New reports show that the fi nancial sector is increasingly adopting machine learning (ML) tools to manage credit risk. In this environment, supervisors face the challenge of allowing credit institutions to benefi t from technological progress and financial innovation, while at the same ensuring compatibility with regulatory requirements and that technological neutrality is observed. We propose a new framework for supervisors to measure the costs and benefi ts of evaluating ML models, aiming to shed more light on this technology’s alignment with the regulation. We follow three steps. First, we identify the benefi ts by reviewing the literature. We observe that ML delivers predictive gains of up to 20 % in default classifi cation compared with traditional statistical models. Second, we use the process for validating internal ratings-based (IRB) systems for regulatory capital to detect ML’s limitations in credit risk mangement. We identify up to 13 factors that might constitute a supervisory cost. Finally, we propose a methodology for evaluating these costs. For illustrative purposes, we compute the benefi ts by estimating the predictive gains of six ML models using a public database on credit default. We then calculate a supervisory cost function through a scorecard in which we assign weights to each factor for each ML model, based on how the model is used by the fi nancial institution and the supervisor’s risk tolerance. From a supervisory standpoint,having a structured methodology for assessing ML models could increase transparency and remove an obstacle to innovation in the financial industry.
信用风险中的机器学习:衡量预测成本与监督成本之间的困境
新的报告显示,金融部门越来越多地采用机器学习(ML)工具来管理信用风险。

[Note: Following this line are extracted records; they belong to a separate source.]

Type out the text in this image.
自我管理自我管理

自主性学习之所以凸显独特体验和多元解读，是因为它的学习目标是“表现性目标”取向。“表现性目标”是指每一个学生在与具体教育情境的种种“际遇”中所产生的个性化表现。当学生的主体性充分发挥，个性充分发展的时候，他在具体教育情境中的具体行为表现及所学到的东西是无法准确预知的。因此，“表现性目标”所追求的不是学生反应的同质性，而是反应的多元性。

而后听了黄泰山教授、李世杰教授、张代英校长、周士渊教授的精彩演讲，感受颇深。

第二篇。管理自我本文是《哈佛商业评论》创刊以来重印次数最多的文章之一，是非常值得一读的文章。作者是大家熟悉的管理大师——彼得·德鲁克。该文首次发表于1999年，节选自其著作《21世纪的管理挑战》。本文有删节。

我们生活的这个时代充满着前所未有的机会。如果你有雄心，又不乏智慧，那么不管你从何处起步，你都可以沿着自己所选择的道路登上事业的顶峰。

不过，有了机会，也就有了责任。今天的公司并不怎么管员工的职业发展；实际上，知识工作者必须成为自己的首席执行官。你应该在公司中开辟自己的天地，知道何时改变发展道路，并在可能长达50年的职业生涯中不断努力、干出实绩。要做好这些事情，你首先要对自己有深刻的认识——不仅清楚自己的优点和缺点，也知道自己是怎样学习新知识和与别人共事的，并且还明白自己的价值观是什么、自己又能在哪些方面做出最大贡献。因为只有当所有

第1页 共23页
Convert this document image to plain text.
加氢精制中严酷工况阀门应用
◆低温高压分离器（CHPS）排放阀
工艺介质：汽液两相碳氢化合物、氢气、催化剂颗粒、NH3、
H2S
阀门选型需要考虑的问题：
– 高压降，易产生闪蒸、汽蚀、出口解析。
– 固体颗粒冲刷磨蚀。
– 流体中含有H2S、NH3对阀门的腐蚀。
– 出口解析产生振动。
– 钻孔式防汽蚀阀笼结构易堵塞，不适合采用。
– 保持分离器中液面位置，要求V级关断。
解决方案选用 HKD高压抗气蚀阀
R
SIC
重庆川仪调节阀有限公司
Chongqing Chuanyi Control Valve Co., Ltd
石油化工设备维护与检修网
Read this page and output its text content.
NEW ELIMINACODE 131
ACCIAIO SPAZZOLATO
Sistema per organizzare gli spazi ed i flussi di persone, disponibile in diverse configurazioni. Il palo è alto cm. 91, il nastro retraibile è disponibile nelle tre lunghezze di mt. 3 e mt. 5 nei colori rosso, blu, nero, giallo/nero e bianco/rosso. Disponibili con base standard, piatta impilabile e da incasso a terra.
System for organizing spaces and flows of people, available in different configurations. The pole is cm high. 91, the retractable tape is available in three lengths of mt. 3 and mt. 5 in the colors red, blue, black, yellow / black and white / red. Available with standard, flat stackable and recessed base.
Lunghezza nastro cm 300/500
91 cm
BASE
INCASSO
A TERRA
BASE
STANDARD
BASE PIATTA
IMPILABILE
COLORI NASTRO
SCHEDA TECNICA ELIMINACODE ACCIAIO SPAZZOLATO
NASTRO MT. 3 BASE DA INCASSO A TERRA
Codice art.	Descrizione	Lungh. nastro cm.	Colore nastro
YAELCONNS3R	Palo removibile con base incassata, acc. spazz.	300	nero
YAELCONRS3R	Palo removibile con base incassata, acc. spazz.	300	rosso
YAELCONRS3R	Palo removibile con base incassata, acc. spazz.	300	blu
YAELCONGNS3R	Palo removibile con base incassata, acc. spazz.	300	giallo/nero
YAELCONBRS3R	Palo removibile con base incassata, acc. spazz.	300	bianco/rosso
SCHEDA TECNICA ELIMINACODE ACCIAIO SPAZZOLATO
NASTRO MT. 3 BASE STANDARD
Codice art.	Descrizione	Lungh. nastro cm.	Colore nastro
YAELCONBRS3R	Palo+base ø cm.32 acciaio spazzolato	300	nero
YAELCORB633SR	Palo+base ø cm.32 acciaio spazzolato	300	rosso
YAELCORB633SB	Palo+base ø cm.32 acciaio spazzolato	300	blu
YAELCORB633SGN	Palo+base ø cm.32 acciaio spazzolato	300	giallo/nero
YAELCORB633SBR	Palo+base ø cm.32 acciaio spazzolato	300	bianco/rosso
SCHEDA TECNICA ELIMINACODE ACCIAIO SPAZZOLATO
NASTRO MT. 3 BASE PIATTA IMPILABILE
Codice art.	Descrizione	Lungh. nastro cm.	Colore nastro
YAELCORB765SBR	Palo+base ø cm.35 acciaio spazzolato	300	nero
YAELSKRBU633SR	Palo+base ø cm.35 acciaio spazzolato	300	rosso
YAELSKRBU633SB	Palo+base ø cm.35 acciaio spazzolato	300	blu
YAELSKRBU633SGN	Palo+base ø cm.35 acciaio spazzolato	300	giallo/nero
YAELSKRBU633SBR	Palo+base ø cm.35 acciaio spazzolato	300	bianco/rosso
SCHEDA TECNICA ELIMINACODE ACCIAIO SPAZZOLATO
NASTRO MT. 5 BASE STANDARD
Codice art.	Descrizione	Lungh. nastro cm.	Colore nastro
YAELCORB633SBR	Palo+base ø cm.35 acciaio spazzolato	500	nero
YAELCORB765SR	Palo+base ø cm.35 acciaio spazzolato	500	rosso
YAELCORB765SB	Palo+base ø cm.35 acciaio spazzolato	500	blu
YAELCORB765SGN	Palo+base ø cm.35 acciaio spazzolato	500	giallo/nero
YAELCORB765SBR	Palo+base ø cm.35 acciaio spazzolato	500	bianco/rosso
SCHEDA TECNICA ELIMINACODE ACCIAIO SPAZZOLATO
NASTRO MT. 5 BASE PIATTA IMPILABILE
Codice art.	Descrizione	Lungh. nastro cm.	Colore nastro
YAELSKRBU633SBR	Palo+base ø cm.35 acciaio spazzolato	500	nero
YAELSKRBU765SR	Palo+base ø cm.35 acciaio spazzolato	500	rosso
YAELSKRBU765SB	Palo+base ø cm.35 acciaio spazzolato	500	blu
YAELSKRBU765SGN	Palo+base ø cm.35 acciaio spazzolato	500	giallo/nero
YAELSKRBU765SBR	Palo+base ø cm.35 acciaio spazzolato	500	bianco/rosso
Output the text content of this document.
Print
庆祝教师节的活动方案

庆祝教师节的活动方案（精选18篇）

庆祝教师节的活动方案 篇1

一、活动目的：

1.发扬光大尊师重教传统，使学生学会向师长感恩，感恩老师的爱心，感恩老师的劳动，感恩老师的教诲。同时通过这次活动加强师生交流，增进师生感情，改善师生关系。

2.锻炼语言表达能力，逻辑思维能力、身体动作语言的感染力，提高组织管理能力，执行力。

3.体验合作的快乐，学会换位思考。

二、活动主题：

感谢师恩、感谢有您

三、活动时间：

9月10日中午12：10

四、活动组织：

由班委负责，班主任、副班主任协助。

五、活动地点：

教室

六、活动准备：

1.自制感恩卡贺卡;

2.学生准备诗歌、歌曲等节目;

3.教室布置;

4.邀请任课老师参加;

在这种环境下,监管机构面临的挑战是允许信贷机构从技术进步和金融创新中受益,同时确保符合监管要求并遵守技术中立性。我们为监管者提出了一个新的框架,以衡量评估ML模型的成本和收益,旨在更多地阐明该技术与监管的一致性。我们遵循三个步骤。首先,我们通过回顾文献来确定其益处。我们观察到,与传统统计模型相比,ML在默认分类中提供了高达20%的预测增益。其次,我们使用这个过程来验证监管资本的内部评级(IRB)系统,以检测ML在信用风险管理方面的局限性。我们确定了多达13个可能构成监管成本的因素。最后,我们提出了一种评估这些成本的方法。为了便于说明,我们通过使用公共信用违约数据库估计六个ML模型的预测收益来计算收益。然后,我们通过记分卡计算监管成本函数,其中我们根据金融机构使用模型的方式和监管者的风险承受能力,为每个ML模型的每个因素分配权重。从监管的角度来看,有一个结构化的方法来评估机器学习模型可以提高透明度,并消除金融行业创新的障碍。
本文章由计算机程序翻译,如有差异,请以英文原文为准。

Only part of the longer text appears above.